The order cuts almost $400 million from the state’s prison system. Michigan’s Department of Corrections has been panned in the news for glaring problems in the recent past. It’s unclear how removing such a huge portion of their budget can make things better. An underpaid food vendor was found to be serving maggots to inmates and was forced to pay millions in fines. Often these measure end up costing much more.
The next largest cut was $115 million taken from the Michigan State Police. Another $40 million is cut from the Health and Human Services. These are terrible places to save money. Without law and order in the state and without a prison system to hold convicted criminals the state is facing a grim future.

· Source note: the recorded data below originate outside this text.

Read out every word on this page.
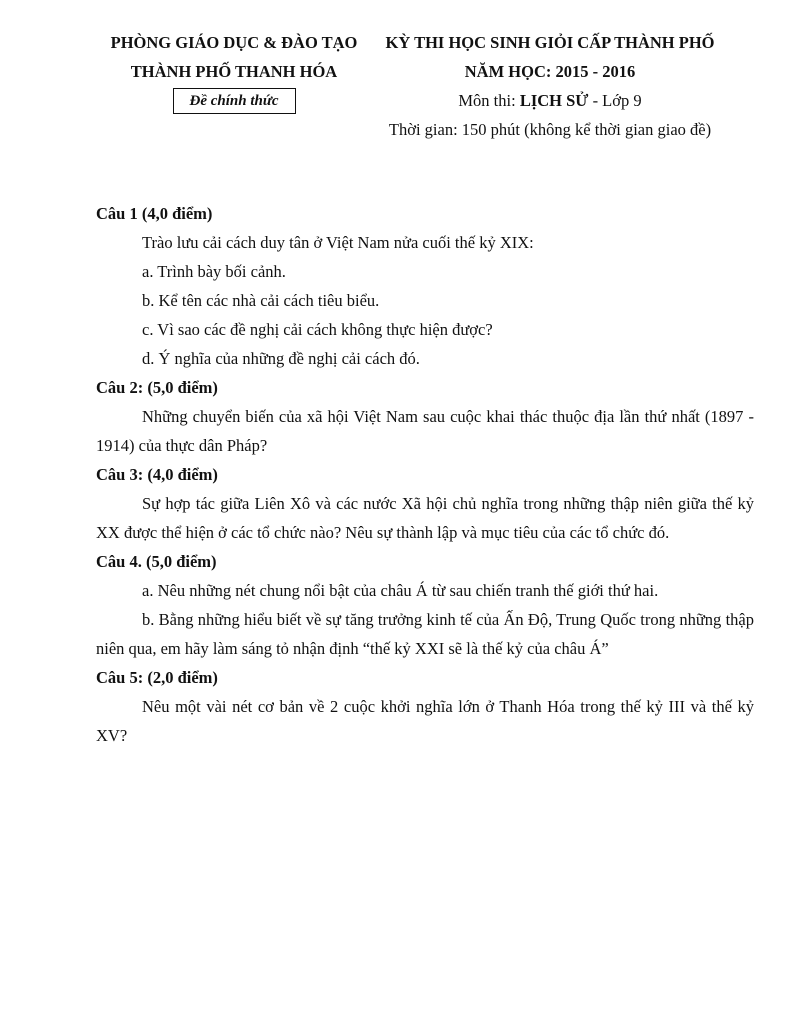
PHÒNG GIÁO DỤC & ĐÀO TẠO
THÀNH PHỐ THANH HÓA
Đề chính thức
KỲ THI HỌC SINH GIỎI CẤP THÀNH PHỐ
NĂM HỌC: 2015 - 2016
Môn thi: LỊCH SỬ - Lớp 9
Thời gian: 150 phút (không kể thời gian giao đề)
Câu 1 (4,0 điểm)
Trào lưu cải cách duy tân ở Việt Nam nửa cuối thế kỷ XIX:
a. Trình bày bối cảnh.
b. Kể tên các nhà cải cách tiêu biểu.
c. Vì sao các đề nghị cải cách không thực hiện được?
d. Ý nghĩa của những đề nghị cải cách đó.
Câu 2: (5,0 điểm)
Những chuyển biến của xã hội Việt Nam sau cuộc khai thác thuộc địa lần thứ nhất (1897 - 1914) của thực dân Pháp?
Câu 3: (4,0 điểm)
Sự hợp tác giữa Liên Xô và các nước Xã hội chủ nghĩa trong những thập niên giữa thế kỷ XX được thể hiện ở các tổ chức nào? Nêu sự thành lập và mục tiêu của các tổ chức đó.
Câu 4. (5,0 điểm)
a. Nêu những nét chung nổi bật của châu Á từ sau chiến tranh thế giới thứ hai.
b. Bằng những hiểu biết về sự tăng trưởng kinh tế của Ấn Độ, Trung Quốc trong những thập niên qua, em hãy làm sáng tỏ nhận định “thế kỷ XXI sẽ là thế kỷ của châu Á”
Câu 5: (2,0 điểm)
Nêu một vài nét cơ bản về 2 cuộc khởi nghĩa lớn ở Thanh Hóa trong thế kỷ III và thế kỷ XV?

This executive order is well camouflaged among other major events in the state. A mask mandate by the Governor has been growing more strict as what started with fines and threats, not turns to vigilante enforcement of mask policies. Earlier today, Gretchen Whitmer encouraged citizens to “forcefully” make others wear masks. The vague but heated term has unclear meaning and puts people at risk.
Her comments are dangerous for a political leader. Enforcement of law is something for law enforcement officers or agents of the state. Citizen enforcement of the law is known as vigilante justice and is not acceptable in this country. The governor’s words aren’t clear and she uses harsh terms for how people should treat their fellow citizens.
Businesses who do not enforce the mask rules risk losing their business license. This places business owners in a precarious position of having to enforce rules that are ambiguous at best. The Michigan Retailers Association has expressed frustration with the Governor’s orders. CEO Bill Hallan said “that she did not leave the policing to law enforcement officers. This puts retail employees in potentially dangerous situations when they’re forced to confront unmasked customers.” Business owners must now decide if they want to hassle their customers or risk losing their license.